The Haritos family arrived in Darwin almost 100 years ago and like many Greek migrants, Eustratios Haritos was in search of work during the upheavals brought about by World War One. Along with them, almost another 1,000 Greeks reached the city between 1914 and 1919, said oral historian of the Northern Territory Archives Mathew Stevens to 105.7 ABC. “When WWI broke out and Vesty’s Meatworks was established in Darwin, there was something of a boom,” Stevens underlined.
Two years after arriving in Australia, Haritos established a salt pan business in Ludmilla to supply salt to meatworks. He also married another newly arrived Greek migrant, Eleni Harmanis, in what is thought to be Darwin’s first ever traditional Greek wedding. The two-for-one wedding married both Harmanis and her sister to two ambitious workers and was performed at the old Darwin Town Hall.

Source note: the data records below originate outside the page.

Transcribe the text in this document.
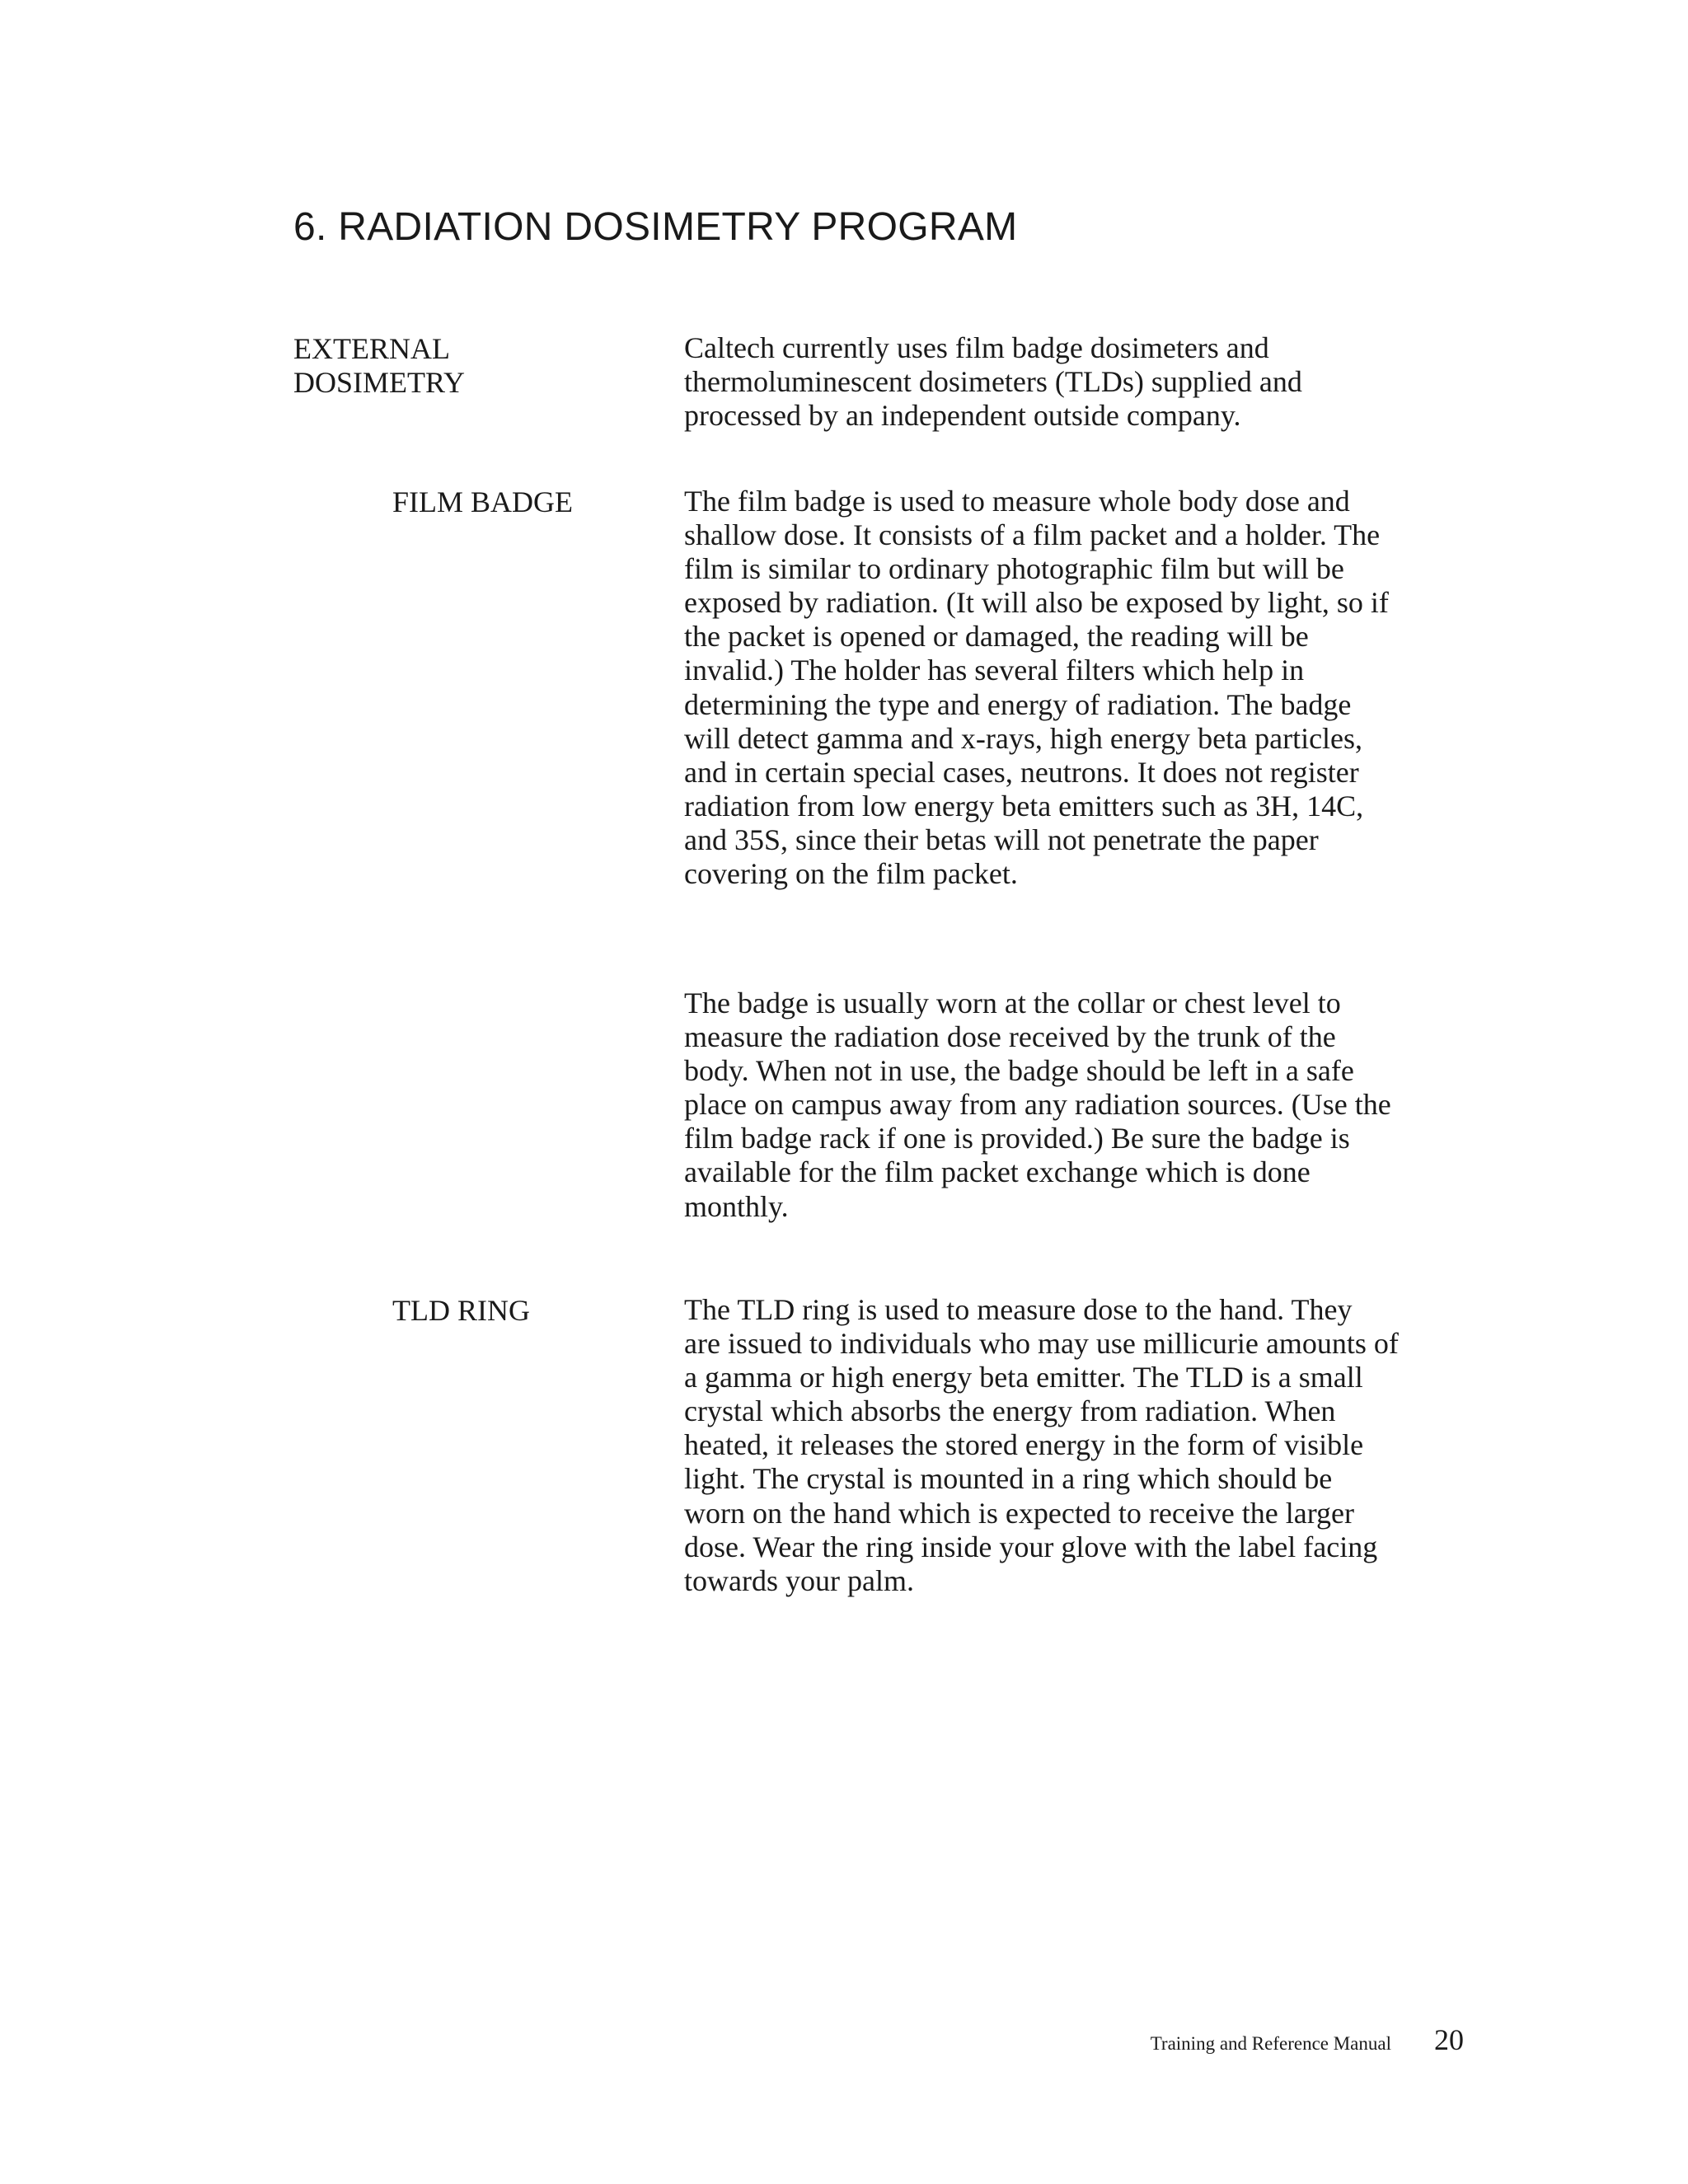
6. RADIATION DOSIMETRY PROGRAM
EXTERNAL
DOSIMETRY
Caltech currently uses film badge dosimeters and
thermoluminescent dosimeters (TLDs) supplied and
processed by an independent outside company.
FILM BADGE	The film badge is used to measure whole body dose and
shallow dose. It consists of a film packet and a holder. The
film is similar to ordinary photographic film but will be
exposed by radiation. (It will also be exposed by light, so if
the packet is opened or damaged, the reading will be
invalid.) The holder has several filters which help in
determining the type and energy of radiation. The badge
will detect gamma and x-rays, high energy beta particles,
and in certain special cases, neutrons. It does not register
radiation from low energy beta emitters such as 3H, 14C,
and 35S, since their betas will not penetrate the paper
covering on the film packet.
The badge is usually worn at the collar or chest level to
measure the radiation dose received by the trunk of the
body. When not in use, the badge should be left in a safe
place on campus away from any radiation sources. (Use the
film badge rack if one is provided.) Be sure the badge is
available for the film packet exchange which is done
monthly.
TLD RING	The TLD ring is used to measure dose to the hand. They
are issued to individuals who may use millicurie amounts of
a gamma or high energy beta emitter. The TLD is a small
crystal which absorbs the energy from radiation. When
heated, it releases the stored energy in the form of visible
light. The crystal is mounted in a ring which should be
worn on the hand which is expected to receive the larger
dose. Wear the ring inside your glove with the label facing
towards your palm.
Training and Reference Manual 20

“I think there would have been quite a fascination that this Greek community was starting to have its own weddings. From 1917, we start to see the first Greek priest, a Greek Orthodox setup, and the communities of Greektown in the Doctors Gully area,” Stevens added. Helen Haritos describes this wedding as the beginning of the “Haritos dynasty.”

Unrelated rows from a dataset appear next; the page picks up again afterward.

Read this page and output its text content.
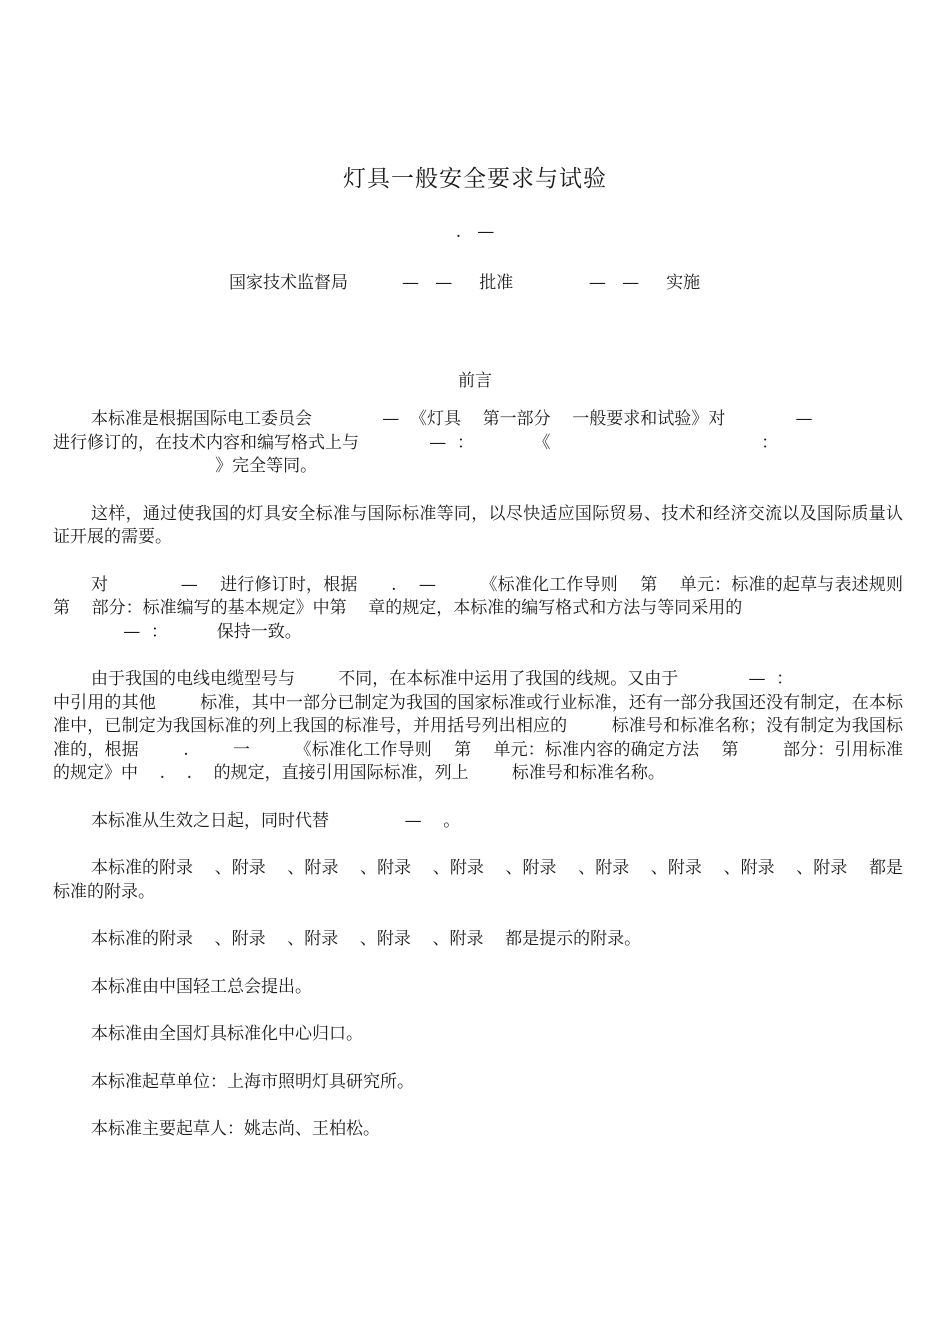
灯具一般安全要求与试验
.   —
国家技术监督局          —   —     批准              —   —     实施
前言

本标准是根据国际电工委员会             —  《灯具    第一部分    一般要求和试验》对             —
进行修订的，在技术内容和编写格式上与             —  ：           《                                       ：
》完全等同。

这样，通过使我国的灯具安全标准与国际标准等同，以尽快适应国际贸易、技术和经济交流以及国际质量认证开展的需要。

对             —    进行修订时，根据      .    —        《标准化工作导则    第    单元：标准的起草与表述规则    第    部分：标准编写的基本规定》中第    章的规定，本标准的编写格式和方法与等同采用的
—  ：         保持一致。

由于我国的电线电缆型号与        不同，在本标准中运用了我国的线规。又由于             —  ：
中引用的其他        标准，其中一部分已制定为我国的国家标准或行业标准，还有一部分我国还没有制定，在本标准中，已制定为我国标准的列上我国的标准号，并用括号列出相应的        标准号和标准名称；没有制定为我国标准的，根据        .        一        《标准化工作导则    第    单元：标准内容的确定方法    第        部分：引用标准的规定》中    .    .    的规定，直接引用国际标准，列上        标准号和标准名称。

本标准从生效之日起，同时代替              —    。

本标准的附录    、附录    、附录    、附录    、附录    、附录    、附录    、附录    、附录    、附录    都是标准的附录。

本标准的附录    、附录    、附录    、附录    、附录    都是提示的附录。

本标准由中国轻工总会提出。

本标准由全国灯具标准化中心归口。

本标准起草单位：上海市照明灯具研究所。

本标准主要起草人：姚志尚、王柏松。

The newly married couple spent the next 20 years raising their family of eight children and building a life in Darwin, but the outbreak of World War Two uprooted their lives once again. Eleni Haritos and the youngest children were evacuated to Brisbane in late 1939, while her husband and one of their sons stayed back to run the saltworks, but were also eventually evacuated in 1942 after the bombing of Darwin Harbor and wound up running a banana plantation in the outback. The only member of the family who stayed in Darwin during the war was Helen’s father, George Haritos, who joined the army and went off to fight in New Guinea. While on rest and recuperation, he met Helen’s mother and after the war they came back to Darwin together as the rest of the family did and the clan went on to pursue a variety of careers in accounting, business and retail.
“They were all very successful in their lives. The boys really loved the Darwin lifestyle and in those days it was a pioneering environment. They were very adventurous and loved the sea. My father was connected to the sea most of his life,” Helen remembered.
The post-war period found George Haritos working as a carpenter but his real passion was hunting crocodiles. His exploits as a croc hunter with his plumber brother Nicholas and business partner Jim Edwards regularly made news headlines. They even assisted the Duke of Edinburgh, Prince Phillip, to shoot and skin a crocodile in the 1950s. George’s fascination with crocodiles stayed with him through his life, ending up in his backyard where he even kept a pet croc for a while. Helen still has memories of her father feeding the 13-foot crocodile with chicken in their suburban Darwin backyard. “Once mum and dad passed away, it was my duty to feed him,” she said.
In the late 1980s, before he died, George was presented with an Award Of Merit for his contribution to shipping. Helen underlined that her family’s story of migration and community integration is “fairly special” and she is now helping organize a big Haritos reunion for family scattered across Australia and back in Greece, where more than 100 family members are expected to meet in June.